In the locker room I was telling my jui-jitsu coach to “talk me up,” as in make me feel better about myself. Now I love my coach, but that was definitely not his strong point. So we kept warming up and warming up, more than I normally do. I usually like to take it easy and have a laugh in the back. Not this time. In my mind I felt like I needed to do as much as I could to get ready, which wasn't helping me anyway 30 minutes before the fight.
On the walk out to the cage the nerves were killing me. Everything was telling me I wasn't ready, but as soon as I heard the crowd when I was walking out my mind went to a different place. I felt the emotion from all the people in the crowd, in my mind I thought “how can he possibly beat me when I have a nation (the Oglala Nation) behind me?”

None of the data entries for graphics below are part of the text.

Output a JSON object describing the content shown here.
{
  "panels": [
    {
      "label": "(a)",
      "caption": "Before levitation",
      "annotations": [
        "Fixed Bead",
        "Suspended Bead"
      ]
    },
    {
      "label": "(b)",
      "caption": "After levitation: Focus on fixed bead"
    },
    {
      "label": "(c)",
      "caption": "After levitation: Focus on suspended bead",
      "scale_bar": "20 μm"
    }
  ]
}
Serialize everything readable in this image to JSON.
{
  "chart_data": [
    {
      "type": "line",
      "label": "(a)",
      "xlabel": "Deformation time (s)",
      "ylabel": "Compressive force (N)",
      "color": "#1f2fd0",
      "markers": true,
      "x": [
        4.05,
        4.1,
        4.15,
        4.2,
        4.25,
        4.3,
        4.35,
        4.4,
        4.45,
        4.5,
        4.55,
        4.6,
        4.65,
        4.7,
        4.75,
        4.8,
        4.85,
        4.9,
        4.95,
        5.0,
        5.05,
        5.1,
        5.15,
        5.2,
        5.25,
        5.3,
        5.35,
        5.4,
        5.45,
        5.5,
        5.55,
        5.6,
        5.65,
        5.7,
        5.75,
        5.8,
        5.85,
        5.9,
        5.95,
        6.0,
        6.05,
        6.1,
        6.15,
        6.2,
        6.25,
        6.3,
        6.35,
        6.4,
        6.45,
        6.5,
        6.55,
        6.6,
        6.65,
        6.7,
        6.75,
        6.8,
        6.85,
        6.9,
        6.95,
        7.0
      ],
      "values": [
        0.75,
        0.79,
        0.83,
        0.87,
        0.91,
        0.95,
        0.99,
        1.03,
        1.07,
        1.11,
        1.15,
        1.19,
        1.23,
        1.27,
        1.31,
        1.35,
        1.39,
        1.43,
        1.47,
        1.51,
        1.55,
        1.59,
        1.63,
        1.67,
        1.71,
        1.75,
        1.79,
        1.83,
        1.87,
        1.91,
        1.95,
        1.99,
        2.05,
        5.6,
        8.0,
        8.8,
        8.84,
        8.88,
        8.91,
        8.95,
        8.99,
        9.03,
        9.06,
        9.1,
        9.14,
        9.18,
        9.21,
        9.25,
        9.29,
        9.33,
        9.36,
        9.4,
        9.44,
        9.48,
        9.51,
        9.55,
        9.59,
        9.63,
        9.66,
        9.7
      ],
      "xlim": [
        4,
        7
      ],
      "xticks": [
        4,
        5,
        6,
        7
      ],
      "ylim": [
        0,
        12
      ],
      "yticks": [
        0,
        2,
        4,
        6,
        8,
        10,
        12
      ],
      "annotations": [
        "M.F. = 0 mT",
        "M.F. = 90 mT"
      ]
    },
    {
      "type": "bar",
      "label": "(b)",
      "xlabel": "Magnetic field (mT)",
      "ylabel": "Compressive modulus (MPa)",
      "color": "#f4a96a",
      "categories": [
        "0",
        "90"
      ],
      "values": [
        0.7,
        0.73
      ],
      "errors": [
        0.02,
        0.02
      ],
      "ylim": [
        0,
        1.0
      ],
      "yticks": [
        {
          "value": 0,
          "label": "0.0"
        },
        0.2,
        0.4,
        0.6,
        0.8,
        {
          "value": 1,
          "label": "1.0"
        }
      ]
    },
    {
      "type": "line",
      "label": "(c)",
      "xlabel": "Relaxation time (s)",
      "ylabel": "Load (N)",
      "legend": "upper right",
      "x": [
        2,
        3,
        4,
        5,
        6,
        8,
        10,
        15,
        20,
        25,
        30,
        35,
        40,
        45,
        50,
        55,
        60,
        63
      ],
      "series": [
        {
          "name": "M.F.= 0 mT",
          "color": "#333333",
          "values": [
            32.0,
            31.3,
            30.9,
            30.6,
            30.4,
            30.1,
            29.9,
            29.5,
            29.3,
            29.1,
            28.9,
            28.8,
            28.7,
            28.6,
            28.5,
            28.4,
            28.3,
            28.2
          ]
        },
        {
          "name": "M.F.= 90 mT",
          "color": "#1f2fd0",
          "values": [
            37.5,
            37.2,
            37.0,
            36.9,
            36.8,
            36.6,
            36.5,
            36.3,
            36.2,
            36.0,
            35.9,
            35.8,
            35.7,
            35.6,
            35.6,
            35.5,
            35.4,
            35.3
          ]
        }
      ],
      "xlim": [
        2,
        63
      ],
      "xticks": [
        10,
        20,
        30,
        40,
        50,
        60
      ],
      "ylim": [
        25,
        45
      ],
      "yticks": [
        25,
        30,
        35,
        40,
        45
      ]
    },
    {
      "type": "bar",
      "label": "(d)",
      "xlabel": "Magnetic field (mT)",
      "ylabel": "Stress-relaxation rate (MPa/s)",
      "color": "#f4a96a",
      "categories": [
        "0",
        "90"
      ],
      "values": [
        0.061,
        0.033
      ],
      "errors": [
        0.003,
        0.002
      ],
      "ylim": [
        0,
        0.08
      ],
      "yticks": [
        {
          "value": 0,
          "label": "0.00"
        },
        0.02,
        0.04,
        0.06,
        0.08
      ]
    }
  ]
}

From there my mind went into a different place. As soon as I stepped in the cage and saw him I got angry, how could this guy possibly come here and think he was going to beat me? I could not wait for the ref to start the fight so I could show him how big a mistake he made. The entire time in the cage before the fight all I could think was how much I wanted to finish my opponent, to make him pay for even showing up.
When that bell finally rang all I could think was “finally” because it was, at long last, time to do what I was trained to do. Dominate.
Now it didn't exactly happen that way, he was a really tough guy after all, but I was able to exert my will on him for the most part. I left him only able to open one eye and I controlled most of the fight, picking up the win. So, despite my mind doing everything it could before the fight to stop me, I was able to do exactly what I came to do, fight and win.